David Denison, chairman of the Canadian Coalition for Good GovernanceMARK BLINCH/Reuters
Canada's largest shareholder coalition has a message for smaller companies: You're next.
The Canadian Coalition for Good Governance, which represents most of the country's largest institutional investors, plans to start focusing on the tier of Canadian companies below the biggest companies in the S&P/TSX 60 index.
And the coalition says its activism will go beyond its current practice of holding private meetings with boards to urge better governance practices. Its members will also step up publicly to file shareholder proxy resolutions calling on hold-out companies to adopt new practices for director elections.

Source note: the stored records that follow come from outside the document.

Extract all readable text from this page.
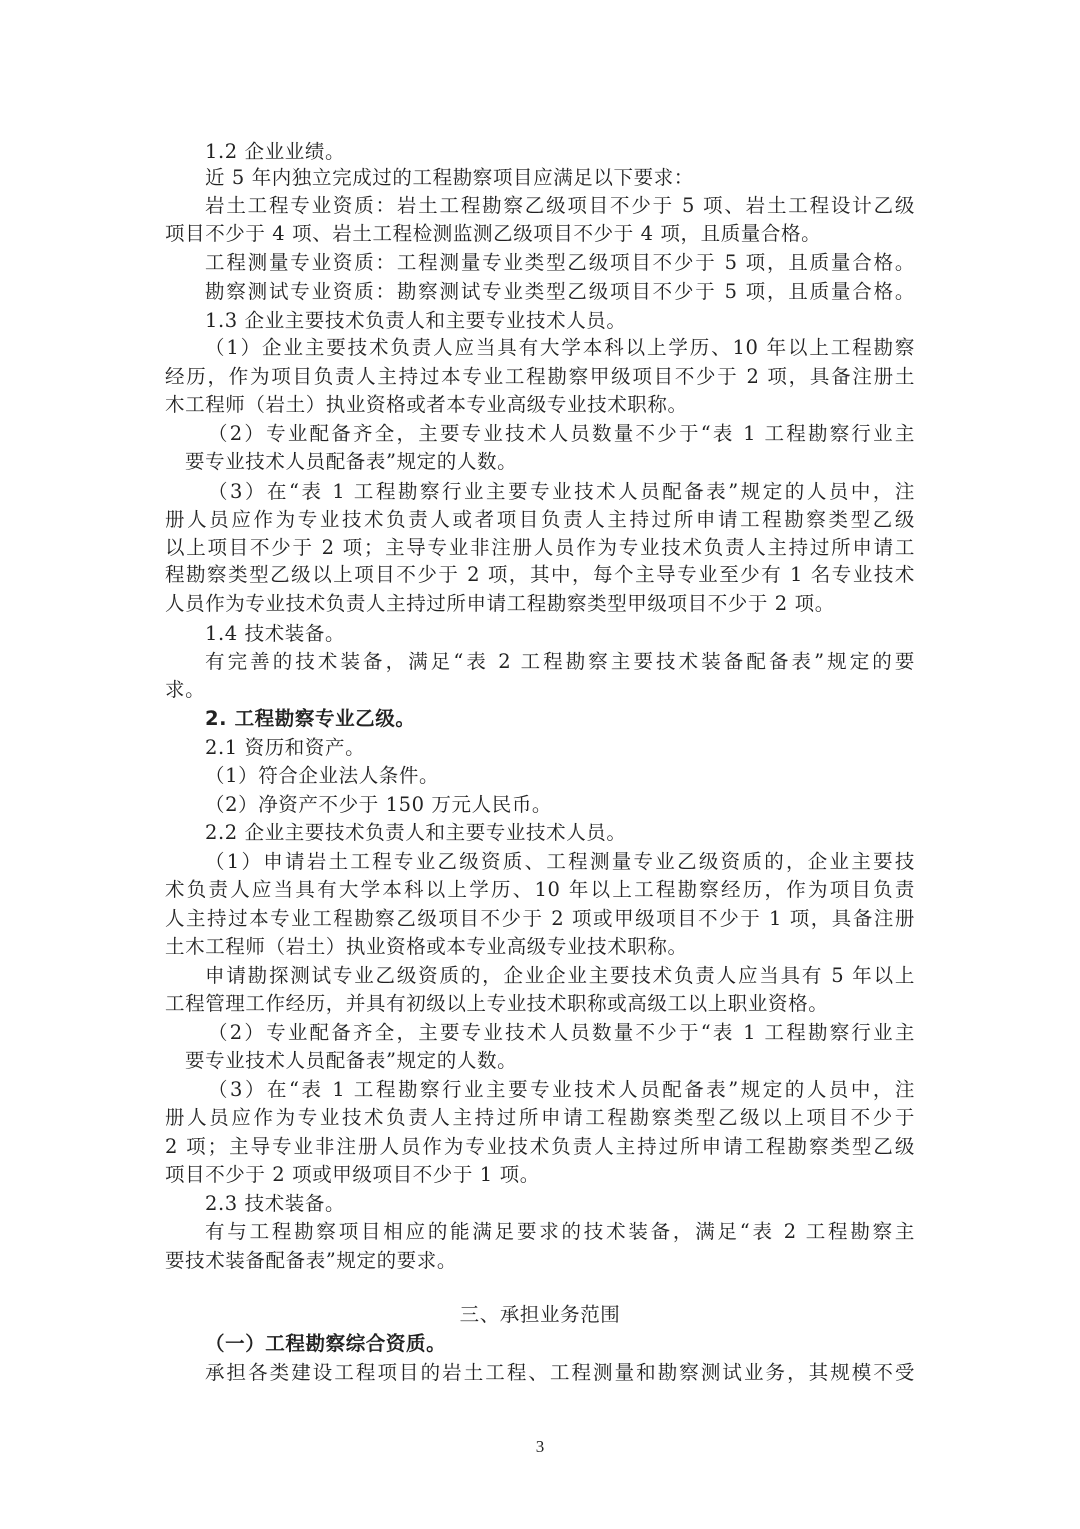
1.2 企业业绩。
近 5 年内独立完成过的工程勘察项目应满足以下要求：
岩土工程专业资质：岩土工程勘察乙级项目不少于 5 项、岩土工程设计乙级
项目不少于 4 项、岩土工程检测监测乙级项目不少于 4 项，且质量合格。
工程测量专业资质：工程测量专业类型乙级项目不少于 5 项，且质量合格。
勘察测试专业资质：勘察测试专业类型乙级项目不少于 5 项，且质量合格。
1.3 企业主要技术负责人和主要专业技术人员。
（1）企业主要技术负责人应当具有大学本科以上学历、10 年以上工程勘察
经历，作为项目负责人主持过本专业工程勘察甲级项目不少于 2 项，具备注册土
木工程师（岩土）执业资格或者本专业高级专业技术职称。
（2）专业配备齐全，主要专业技术人员数量不少于“表 1 工程勘察行业主
要专业技术人员配备表”规定的人数。
（3）在“表 1 工程勘察行业主要专业技术人员配备表”规定的人员中，注
册人员应作为专业技术负责人或者项目负责人主持过所申请工程勘察类型乙级
以上项目不少于 2 项；主导专业非注册人员作为专业技术负责人主持过所申请工
程勘察类型乙级以上项目不少于 2 项，其中，每个主导专业至少有 1 名专业技术
人员作为专业技术负责人主持过所申请工程勘察类型甲级项目不少于 2 项。
1.4 技术装备。
有完善的技术装备，满足“表 2 工程勘察主要技术装备配备表”规定的要
求。
2. 工程勘察专业乙级。
2.1 资历和资产。
（1）符合企业法人条件。
（2）净资产不少于 150 万元人民币。
2.2 企业主要技术负责人和主要专业技术人员。
（1）申请岩土工程专业乙级资质、工程测量专业乙级资质的，企业主要技
术负责人应当具有大学本科以上学历、10 年以上工程勘察经历，作为项目负责
人主持过本专业工程勘察乙级项目不少于 2 项或甲级项目不少于 1 项，具备注册
土木工程师（岩土）执业资格或本专业高级专业技术职称。
申请勘探测试专业乙级资质的，企业企业主要技术负责人应当具有 5 年以上
工程管理工作经历，并具有初级以上专业技术职称或高级工以上职业资格。
（2）专业配备齐全，主要专业技术人员数量不少于“表 1 工程勘察行业主
要专业技术人员配备表”规定的人数。
（3）在“表 1 工程勘察行业主要专业技术人员配备表”规定的人员中，注
册人员应作为专业技术负责人主持过所申请工程勘察类型乙级以上项目不少于
2 项；主导专业非注册人员作为专业技术负责人主持过所申请工程勘察类型乙级
项目不少于 2 项或甲级项目不少于 1 项。
2.3 技术装备。
有与工程勘察项目相应的能满足要求的技术装备，满足“表 2 工程勘察主
要技术装备配备表”规定的要求。
三、承担业务范围
（一）工程勘察综合资质。
承担各类建设工程项目的岩土工程、工程测量和勘察测试业务，其规模不受
3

CCGG chairman David Denison, who is chief executive officer of the Canada Pension Plan Investment Board, said coalition members are willing to file proxy proposals next year "where we come to an impasse" and companies won't budge on key issues.
The giant pension fund tried a test case recently to gauge support, filing a proxy resolution asking mining company European Goldfields Ltd. to adopt a majority voting policy requiring directors to voluntarily submit their resignations if they don't get a majority of support in annual board elections.
The resolution passed last month with strong support, which Mr. Denison said signals that other investors will endorse such resolutions. The resolution was jointly submitted with British Columbia Investment Management Corp., which manages pension money and other assets of the B.C. government.
"That allows us, in the next go-around in next year's proxy season, to go to the next companies and say, 'This isn't just theoretical that we'll put in a shareholder resolution. We've done it. And we're prepared to do it,'" Mr. Denison said.
"We're very hopeful that having shown that we're prepared to do this ... we can get a whole bunch more companies to voluntarily adopt it," he said. "But for those who won't, we'll go this resolution route."
Since its inception in 2003, the CCGG has focused on the country's biggest companies in its push for governance reform, arguing that the big companies represent the largest investments for CCGG members and set "best practices" standards that other companies tend to follow.
But a number of smaller companies have yet to embrace practices such as majority voting, says a report on shareholder democracy trends, to be published Wednesday by the CCGG. According to the study, 97 companies representing 43 per cent of Canada's benchmark S&P/TSX composite index did not have a majority-voting policy in 2010.
Canadian proxy ballots only allow shareholders to vote "for" a candidate or "withhold" their votes, but do not allow investors to vote against a director nominee. The result is that directors are elected if even one vote is cast "for" the candidate, because "withheld" votes are not counted.
To make the process more democratic, some companies have voluntarily adopted a policy requiring directors to tender their resignations if they don't win a majority of "for" votes.
CCGG executive director Stephen Griggs said the coalition is pleased it has made so much progress in less than a decade, but has been surprised to find that important governance trends have not fully penetrated throughout the composite index.
"There are still a significant number of companies that are holding out," Mr. Griggs said.
The CCGG noted that 17 per cent of companies in the composite index don't allow shareholders to vote for each individual director, but require them to elect all directors as a slate. The practice is unpopular with shareholders because they cannot signal a lack of support for individual nominees.
Almost 40 per cent of companies do not report voting results for individual directors in annual board elections, the coalition said.
CCGG will send letters to the next group of companies in the composite index, urging them to consider making reforms, Mr. Griggs said. If there is no progress, "you'll see more shareholder [proxy]proposals coming from more coalition members," he said.